His mother’s watery eyes thanked him, and she pointed to the envelope lying on the table. “I put tickets for her to come back in with the letter. Now that I’ve had time to think about it, I’m sure she loves you. She’ll come back.”
Byron stooped to kiss her forehead, then took the envelope. “I’ll make sure she gets the letter and the tickets.”
Ma held on to him, reaching for the envelope. “I can get Dick to take it to the post office.”
“No need. I’ll take it. I’ve got to go pack.” He made for the door.
“Pack? Where’re you going?”
Why did she even have to ask? “To Cambridge.”
Another rejection. Adela strode over the cobbled walk toward Carianne’s red brick townhouse. She’d been out all day inquiring into positions for keeping books, what she really wanted to do. She was well qualified, but no one wanted to hire a young woman. They never said so outright, but she knew they feared she’d marry and leave employment.
The sad reality was, she’d never marry. How was it possible to ever love another after Byron? Even if such a man would pursue her, which wasn’t likely.
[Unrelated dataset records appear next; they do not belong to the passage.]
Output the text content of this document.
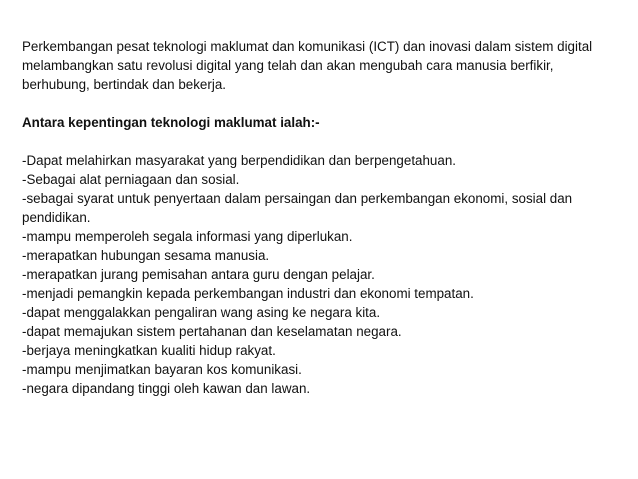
Perkembangan pesat teknologi maklumat dan komunikasi (ICT) dan inovasi dalam sistem digital melambangkan satu revolusi digital yang telah dan akan mengubah cara manusia berfikir, berhubung, bertindak dan bekerja.

Antara kepentingan teknologi maklumat ialah:-

-Dapat melahirkan masyarakat yang berpendidikan dan berpengetahuan.
-Sebagai alat perniagaan dan sosial.
-sebagai syarat untuk penyertaan dalam persaingan dan perkembangan ekonomi, sosial dan pendidikan.
-mampu memperoleh segala informasi yang diperlukan.
-merapatkan hubungan sesama manusia.
-merapatkan jurang pemisahan antara guru dengan pelajar.
-menjadi pemangkin kepada perkembangan industri dan ekonomi tempatan.
-dapat menggalakkan pengaliran wang asing ke negara kita.
-dapat memajukan sistem pertahanan dan keselamatan negara.
-berjaya meningkatkan kualiti hidup rakyat.
-mampu menjimatkan bayaran kos komunikasi.
-negara dipandang tinggi oleh kawan dan lawan.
She entered the house and put her cloak and bonnet in the closet. Carianne stuck her head out the door that led to the kitchen. “Milly has the night off, and I’m preparing dinner. Want to join me?”
Adela released a deep sigh. She followed Carianne through the butler’s pantry to the spacious kitchen. “Of course. I’m beginning to think I should give up hope of finding a position as a book-keeper and hire on as a cook.” She’d snagged an apron from the pantry and tied it on. “Where are Ramee and Prudie?”
“In the back garden, preparing baskets to take to the old soldiers’ home. They decorate them with leaves and vines since most of the flowers are gone. Ramee is so creative. She can make anything look good.” Carianne stretched to reach a jar of pickles in the high cabinet. “Would you get the roast out of the icebox?”
“She certainly can. I should have been working on that. It’s time I stopped feeling sorry for myself and did some good works.” Adela set the roast on the sideboard and looked for the carving knife, coming up empty.
“You’ve had reason to feel sorrow. Losing your first love must be the worst kind of grief, or so I’ve heard.” Carianne offered her the carving knife, handle out. “Everything happens for a reason, even hangnails, according to Prudie.”
Carianne’s grin prompted Adela to laugh. “I’ll certainly take that to thought, and I promise to take my woe-be-gone self to task and accept that I’ll never marry.”
“Why would you think that?”
“Carianne, I’m almost twenty-five years old. Not many gentlemen are looking for an old maid. What are we having with the roast beef sandwiches?”
“Pickles and peaches with whipped cream.”
An interesting combination, but cooking wasn’t Carianne’s talent.
“I’ll whip the cream for you.” Adela dove back into the ice box for the cream.
Carianne began slicing the bread. “You aren’t too old, but if you’re determined to get a bookkeeping job, my grandmother’s solicitors have a position, and if she recommends you, which she will if I ask, they will employ you.”